The volume concludes with an extensive and rather odd assortment of appendices: a tabular history of major computer chess championships, a listing of the rules governing the Kasparov-Deep Blue match, a tabular “diary” of Deep Blue’s competitive results, a similar account of Kasparov’s performances against leading computers, and an explanation of the chess notation used in the book. The first four are informative but unlikely to interest most readers, while the last seems superfluous; any reader with the expertise to follow the games will surely be familiar with standard notation. Although the appendices certainly do not detract from the book’s value, it seems a pity that the space devoted to them (about 10 percent of the volume) could not have been put to better use—say, a longer and more thoughtful discussion of the man-versus-machine issues that drew so much attention to the Kasparov matches. Two other design quibbles are worth noting: The book is profusely illustrated with photographs and chess diagrams, but the quality of both is surprisingly low. The many photos are mostly low-resolution snapshots of programmers and chess players (neither, it must be said, among the most attractive of subjects!) that add little to the volume’s charm. More serious is the matter of the diagrams, which resemble the on-screen graphics of an outmoded home-computer chess program (the queens look something like squashed spiders or alien spaceships, the knights appear to be melting, and the white pieces in general seem to fade into the black squares). For readers who attempt to follow games in their heads, poor diagrams are a real drawback—and a perplexing one, given that high-resolution printer graphics can now be had even for personal computers.
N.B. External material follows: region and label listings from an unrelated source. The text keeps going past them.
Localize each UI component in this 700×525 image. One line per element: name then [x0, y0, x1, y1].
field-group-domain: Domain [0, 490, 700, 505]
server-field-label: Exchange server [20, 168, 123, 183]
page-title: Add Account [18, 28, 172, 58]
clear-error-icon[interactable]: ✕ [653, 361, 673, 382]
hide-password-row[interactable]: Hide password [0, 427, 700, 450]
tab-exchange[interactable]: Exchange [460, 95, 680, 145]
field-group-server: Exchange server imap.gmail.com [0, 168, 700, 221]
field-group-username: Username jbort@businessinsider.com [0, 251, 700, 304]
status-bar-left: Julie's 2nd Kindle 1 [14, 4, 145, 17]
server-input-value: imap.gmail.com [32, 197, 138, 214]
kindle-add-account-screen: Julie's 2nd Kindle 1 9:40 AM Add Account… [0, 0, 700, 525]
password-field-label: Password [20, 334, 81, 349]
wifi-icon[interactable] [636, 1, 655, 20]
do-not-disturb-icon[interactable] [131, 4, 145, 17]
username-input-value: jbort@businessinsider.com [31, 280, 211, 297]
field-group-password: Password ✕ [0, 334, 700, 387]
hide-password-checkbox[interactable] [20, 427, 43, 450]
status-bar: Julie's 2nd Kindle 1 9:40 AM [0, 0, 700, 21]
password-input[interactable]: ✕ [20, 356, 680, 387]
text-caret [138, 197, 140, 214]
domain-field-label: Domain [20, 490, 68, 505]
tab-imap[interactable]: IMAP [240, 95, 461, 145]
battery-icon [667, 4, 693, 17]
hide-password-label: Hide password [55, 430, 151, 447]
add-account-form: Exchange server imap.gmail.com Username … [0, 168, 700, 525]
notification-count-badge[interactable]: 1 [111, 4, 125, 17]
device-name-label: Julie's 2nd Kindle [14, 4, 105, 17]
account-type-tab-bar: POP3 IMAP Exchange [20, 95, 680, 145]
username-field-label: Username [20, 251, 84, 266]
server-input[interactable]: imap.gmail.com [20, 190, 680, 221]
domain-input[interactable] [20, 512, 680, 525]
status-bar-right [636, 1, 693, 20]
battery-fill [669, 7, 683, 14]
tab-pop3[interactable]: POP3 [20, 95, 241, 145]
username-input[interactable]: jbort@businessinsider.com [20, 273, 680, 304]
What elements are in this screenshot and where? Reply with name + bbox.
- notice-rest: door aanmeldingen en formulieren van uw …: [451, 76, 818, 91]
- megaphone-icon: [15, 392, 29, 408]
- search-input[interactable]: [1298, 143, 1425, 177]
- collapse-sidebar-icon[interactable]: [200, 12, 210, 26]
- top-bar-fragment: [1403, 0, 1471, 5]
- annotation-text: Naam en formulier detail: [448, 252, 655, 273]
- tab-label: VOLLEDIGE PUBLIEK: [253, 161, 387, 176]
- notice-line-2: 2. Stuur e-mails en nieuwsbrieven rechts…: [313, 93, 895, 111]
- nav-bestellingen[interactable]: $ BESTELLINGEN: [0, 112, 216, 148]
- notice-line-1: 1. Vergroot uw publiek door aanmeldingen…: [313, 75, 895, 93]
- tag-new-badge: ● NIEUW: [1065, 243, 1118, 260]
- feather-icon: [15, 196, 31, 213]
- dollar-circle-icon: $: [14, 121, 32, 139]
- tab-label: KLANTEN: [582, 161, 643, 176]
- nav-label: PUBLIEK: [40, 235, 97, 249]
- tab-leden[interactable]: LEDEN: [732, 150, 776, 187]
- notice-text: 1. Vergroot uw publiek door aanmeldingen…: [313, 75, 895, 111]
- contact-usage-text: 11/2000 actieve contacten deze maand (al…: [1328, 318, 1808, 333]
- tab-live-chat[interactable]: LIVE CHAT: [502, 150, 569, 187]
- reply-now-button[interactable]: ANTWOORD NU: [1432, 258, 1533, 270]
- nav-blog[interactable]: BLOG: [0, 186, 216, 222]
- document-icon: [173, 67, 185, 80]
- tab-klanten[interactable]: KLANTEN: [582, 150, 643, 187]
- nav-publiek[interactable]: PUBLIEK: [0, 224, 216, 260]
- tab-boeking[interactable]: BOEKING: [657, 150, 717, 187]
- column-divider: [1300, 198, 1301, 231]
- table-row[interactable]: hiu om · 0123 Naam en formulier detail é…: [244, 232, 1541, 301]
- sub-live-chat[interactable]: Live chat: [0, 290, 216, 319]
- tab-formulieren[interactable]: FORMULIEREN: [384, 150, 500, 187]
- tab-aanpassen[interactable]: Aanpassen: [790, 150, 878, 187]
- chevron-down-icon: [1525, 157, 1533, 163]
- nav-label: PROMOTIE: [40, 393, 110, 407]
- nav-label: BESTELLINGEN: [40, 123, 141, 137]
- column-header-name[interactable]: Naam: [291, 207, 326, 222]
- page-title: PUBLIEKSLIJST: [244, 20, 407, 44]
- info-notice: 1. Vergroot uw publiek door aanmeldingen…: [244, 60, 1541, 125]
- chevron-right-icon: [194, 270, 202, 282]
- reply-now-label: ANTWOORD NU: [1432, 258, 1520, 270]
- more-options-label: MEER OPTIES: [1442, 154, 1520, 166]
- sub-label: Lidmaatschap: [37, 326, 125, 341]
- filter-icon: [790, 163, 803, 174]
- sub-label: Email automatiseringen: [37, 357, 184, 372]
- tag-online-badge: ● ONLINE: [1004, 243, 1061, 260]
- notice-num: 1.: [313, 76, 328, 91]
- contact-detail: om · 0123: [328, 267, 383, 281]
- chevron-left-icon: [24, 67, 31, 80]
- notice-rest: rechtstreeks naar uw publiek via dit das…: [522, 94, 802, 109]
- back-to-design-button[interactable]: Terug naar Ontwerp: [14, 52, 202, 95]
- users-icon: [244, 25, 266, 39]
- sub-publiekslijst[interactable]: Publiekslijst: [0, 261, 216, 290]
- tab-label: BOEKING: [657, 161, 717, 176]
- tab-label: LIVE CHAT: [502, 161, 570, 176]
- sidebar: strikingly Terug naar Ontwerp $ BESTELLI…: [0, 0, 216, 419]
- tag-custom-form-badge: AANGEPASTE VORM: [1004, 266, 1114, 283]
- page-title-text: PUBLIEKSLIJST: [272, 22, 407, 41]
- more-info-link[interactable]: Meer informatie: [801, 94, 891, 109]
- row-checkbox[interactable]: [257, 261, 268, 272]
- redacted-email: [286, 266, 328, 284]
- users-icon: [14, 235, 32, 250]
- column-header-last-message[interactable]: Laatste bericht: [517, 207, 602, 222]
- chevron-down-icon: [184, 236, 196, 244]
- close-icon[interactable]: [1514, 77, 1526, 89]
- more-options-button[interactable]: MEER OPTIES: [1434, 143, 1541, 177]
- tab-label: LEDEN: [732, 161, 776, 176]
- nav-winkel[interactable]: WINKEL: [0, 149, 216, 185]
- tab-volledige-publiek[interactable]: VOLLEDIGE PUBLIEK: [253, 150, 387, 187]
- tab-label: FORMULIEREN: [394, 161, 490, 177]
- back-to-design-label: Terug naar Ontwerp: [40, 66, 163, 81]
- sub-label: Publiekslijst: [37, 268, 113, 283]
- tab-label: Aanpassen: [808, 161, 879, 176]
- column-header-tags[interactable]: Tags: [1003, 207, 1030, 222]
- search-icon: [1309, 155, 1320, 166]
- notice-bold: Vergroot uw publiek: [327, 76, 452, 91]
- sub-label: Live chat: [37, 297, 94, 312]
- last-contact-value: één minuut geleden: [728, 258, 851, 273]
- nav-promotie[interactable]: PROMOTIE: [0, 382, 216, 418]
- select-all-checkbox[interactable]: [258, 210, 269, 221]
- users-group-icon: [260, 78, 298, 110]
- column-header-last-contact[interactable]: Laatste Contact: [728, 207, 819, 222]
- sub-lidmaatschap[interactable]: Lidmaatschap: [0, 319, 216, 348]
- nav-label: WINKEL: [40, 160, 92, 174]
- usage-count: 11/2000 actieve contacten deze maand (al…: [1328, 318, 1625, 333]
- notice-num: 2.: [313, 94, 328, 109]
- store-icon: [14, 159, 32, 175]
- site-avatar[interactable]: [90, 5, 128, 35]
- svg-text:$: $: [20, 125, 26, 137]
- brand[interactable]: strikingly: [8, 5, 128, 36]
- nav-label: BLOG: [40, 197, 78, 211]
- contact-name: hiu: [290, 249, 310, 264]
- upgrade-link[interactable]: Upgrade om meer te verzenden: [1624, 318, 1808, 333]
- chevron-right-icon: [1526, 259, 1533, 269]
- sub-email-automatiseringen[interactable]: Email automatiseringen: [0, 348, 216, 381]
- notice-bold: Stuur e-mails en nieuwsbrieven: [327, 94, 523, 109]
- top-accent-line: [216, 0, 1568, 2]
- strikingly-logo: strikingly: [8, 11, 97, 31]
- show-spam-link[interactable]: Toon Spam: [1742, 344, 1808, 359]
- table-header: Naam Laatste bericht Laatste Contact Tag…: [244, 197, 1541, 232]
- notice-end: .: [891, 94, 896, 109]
Despite such flaws, Kasparov Versus Deep Blue is an effective, scholarly overview of the field of computer chess. Readers may well hope that Newborn goes on to produce a similarly well-written, and perhaps intrinsically more absorbing, account of the historic 1997 match that may have signalled the end of human chess supremacy.

Sources for Further Study

The Guardian. April 24, 1997, p. O3.

Science. CCLXXVI, June 6, 1997, p. 1518.

Science News. CLI, March 8, 1997, p. 138.

The Washington Post Book World. XXVII, March 9, 1997, p. 3.